ASTs are usually the last product of the front-end of a compiler. They represent the structure of the code in a compact and useful way that facilitates convenient analysis and further processing.

From a CST to an AST

Parsers usually either construct ASTs directly in their actions, or first construct CSTs and then convert them to ASTs. It's interesting to note that CSTs are trivial to build once you have a grammar written [3], and some tools will build it automatically. After all, a CST is just another representation of the grammar. But beware of tools that promise to automatically build ASTs - this can work in a general sense only for trivial grammars, and what you'll get is most likely a CST rather than an AST.

For some languages, it is far from trivial to construct an AST from a CST. A good example is the syntax of type declarations in C, which is known to be tricky.

Consider the declaration int* arp[5]; - an array of 5 pointers to int. Here's its parse tree, according to the ANSI C grammar:

Clutter aside, there are two other problems here that make analysis difficult:

Note that the pointer node is actually above the array, so working through the CST directly, it can be thought that we've declared a pointer to an array! This is the "reverse logic of declarations" problem of C.
Where is the array name? It's buried deep down in the tree, which isn't very convenient.

Because of these problems, it would be very difficult to work directly with a CST for C, without converting it to AST. pycparser converts to AST on the fly (without generating an explicit CST), and here's the AST that represents int* arp[5];:

Both problems are solved. The pointer is now clearly below the array, and the variable name was raised to the top-most node. This AST can be just read out loud to produce the correct interpretation of the declaration: "arp is an array of 5 pointers to int".

Conclusion

The front-end of a compiler can be seen as a process that transforms the input from its most concrete form (statements in the source language) to its most abstract form - stored in internal data structures and ready for analysis & translation.
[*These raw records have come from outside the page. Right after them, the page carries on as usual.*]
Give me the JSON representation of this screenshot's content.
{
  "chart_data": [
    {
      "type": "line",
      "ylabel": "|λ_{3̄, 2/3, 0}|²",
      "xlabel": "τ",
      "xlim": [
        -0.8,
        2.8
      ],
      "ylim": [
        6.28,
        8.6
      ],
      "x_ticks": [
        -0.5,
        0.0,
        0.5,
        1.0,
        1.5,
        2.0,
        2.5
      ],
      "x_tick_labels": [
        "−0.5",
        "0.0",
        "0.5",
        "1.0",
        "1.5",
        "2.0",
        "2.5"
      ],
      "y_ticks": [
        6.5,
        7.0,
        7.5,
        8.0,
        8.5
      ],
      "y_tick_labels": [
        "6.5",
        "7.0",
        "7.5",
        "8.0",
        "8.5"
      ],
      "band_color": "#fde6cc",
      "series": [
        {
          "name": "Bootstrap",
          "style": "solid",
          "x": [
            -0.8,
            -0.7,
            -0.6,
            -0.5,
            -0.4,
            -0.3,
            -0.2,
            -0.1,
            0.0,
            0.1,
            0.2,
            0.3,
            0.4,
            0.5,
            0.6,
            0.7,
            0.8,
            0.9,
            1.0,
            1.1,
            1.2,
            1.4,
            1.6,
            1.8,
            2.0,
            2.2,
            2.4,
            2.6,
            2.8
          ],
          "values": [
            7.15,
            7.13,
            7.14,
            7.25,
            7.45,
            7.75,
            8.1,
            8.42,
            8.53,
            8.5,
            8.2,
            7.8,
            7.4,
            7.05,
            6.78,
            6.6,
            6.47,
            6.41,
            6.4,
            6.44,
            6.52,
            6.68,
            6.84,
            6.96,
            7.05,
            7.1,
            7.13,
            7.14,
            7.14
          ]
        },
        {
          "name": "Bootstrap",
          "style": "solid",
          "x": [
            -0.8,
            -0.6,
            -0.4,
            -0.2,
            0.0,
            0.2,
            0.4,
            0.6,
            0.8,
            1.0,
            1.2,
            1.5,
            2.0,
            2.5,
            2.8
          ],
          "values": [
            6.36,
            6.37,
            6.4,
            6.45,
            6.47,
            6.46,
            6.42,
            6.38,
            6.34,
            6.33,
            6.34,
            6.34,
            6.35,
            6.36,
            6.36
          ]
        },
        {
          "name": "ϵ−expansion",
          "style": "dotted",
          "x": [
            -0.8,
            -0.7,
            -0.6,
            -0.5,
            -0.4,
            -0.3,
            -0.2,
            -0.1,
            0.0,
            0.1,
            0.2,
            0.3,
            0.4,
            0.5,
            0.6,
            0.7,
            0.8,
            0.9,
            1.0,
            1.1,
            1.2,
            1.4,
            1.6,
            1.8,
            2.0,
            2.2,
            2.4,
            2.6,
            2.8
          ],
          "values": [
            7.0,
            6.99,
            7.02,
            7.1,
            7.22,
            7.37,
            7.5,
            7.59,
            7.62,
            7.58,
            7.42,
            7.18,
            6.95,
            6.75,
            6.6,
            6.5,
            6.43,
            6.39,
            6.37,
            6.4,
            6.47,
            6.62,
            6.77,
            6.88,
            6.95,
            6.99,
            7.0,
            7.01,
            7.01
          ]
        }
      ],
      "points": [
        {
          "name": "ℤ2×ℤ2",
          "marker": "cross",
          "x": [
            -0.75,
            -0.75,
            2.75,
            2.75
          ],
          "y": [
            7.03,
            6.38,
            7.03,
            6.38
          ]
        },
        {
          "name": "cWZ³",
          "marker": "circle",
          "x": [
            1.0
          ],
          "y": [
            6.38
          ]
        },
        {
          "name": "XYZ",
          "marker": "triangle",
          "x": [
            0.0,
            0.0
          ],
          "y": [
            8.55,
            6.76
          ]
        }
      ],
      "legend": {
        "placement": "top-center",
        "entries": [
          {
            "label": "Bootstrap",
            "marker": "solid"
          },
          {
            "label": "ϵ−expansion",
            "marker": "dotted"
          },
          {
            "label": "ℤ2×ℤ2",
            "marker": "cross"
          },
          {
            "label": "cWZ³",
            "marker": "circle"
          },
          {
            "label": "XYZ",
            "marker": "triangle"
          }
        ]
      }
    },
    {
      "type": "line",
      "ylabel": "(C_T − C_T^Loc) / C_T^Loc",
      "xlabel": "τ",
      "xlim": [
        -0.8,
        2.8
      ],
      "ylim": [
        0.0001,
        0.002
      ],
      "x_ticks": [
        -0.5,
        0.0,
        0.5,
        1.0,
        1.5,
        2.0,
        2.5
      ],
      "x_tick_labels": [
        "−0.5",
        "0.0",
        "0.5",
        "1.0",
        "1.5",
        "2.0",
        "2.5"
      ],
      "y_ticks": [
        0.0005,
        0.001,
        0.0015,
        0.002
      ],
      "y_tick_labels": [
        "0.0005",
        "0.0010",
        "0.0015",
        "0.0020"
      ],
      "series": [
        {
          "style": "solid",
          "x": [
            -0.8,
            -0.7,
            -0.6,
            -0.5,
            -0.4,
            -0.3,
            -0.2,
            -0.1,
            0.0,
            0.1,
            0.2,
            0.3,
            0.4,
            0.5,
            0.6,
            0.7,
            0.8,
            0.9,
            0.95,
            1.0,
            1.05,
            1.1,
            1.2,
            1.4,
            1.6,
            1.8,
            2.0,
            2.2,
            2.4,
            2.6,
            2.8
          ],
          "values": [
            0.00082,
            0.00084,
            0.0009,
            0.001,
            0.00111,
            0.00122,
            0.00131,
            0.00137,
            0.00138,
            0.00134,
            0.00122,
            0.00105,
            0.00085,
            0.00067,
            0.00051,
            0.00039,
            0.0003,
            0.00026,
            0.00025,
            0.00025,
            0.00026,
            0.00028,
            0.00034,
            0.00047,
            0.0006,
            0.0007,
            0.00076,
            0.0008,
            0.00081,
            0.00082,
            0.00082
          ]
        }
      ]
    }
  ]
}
CSTs and ASTs are two steps in this process. CSTs are more concrete, as they represent the input in a tree-like form, in the way it was parsed by the parser. This form only conveys syntactic information, and thus is simple to create from a grammar, and difficult to analyze.

ASTs are more abstract. They drop all the syntactic clutter and focus on the structure of the input, representing it in a hierarchical data structure useful for analysis & translation.

ASTs are either built on-the-fly in the parser's actions, or constructed from a CST at a later stage. In either case, ASTs are not always simple to construct from the grammar / CST, and for some languages and constructs require non-trivial processing.

[1]	"Compilers: Principles, Techniques, and Tools" by Aho, Sethi and Ullman

[2]

For dynamical languages like Perl, Python, Ruby, Lisp etc. it's as simple as just shoving all sub-productions into a single array and returning it. The result will be a recursively nested array of arrays that represents the tree. This representation is easy to build, but not so easy to traverse meaningfully, so it's rarely used.

[3]	Which makes their implementations flexible. Unlike the CST, which is tied quite strictly to the formal grammar of the language, ASTs are "freehand" data structures that can be built in different ways, augmenting as much information as required by the next stages of the compiler/translator.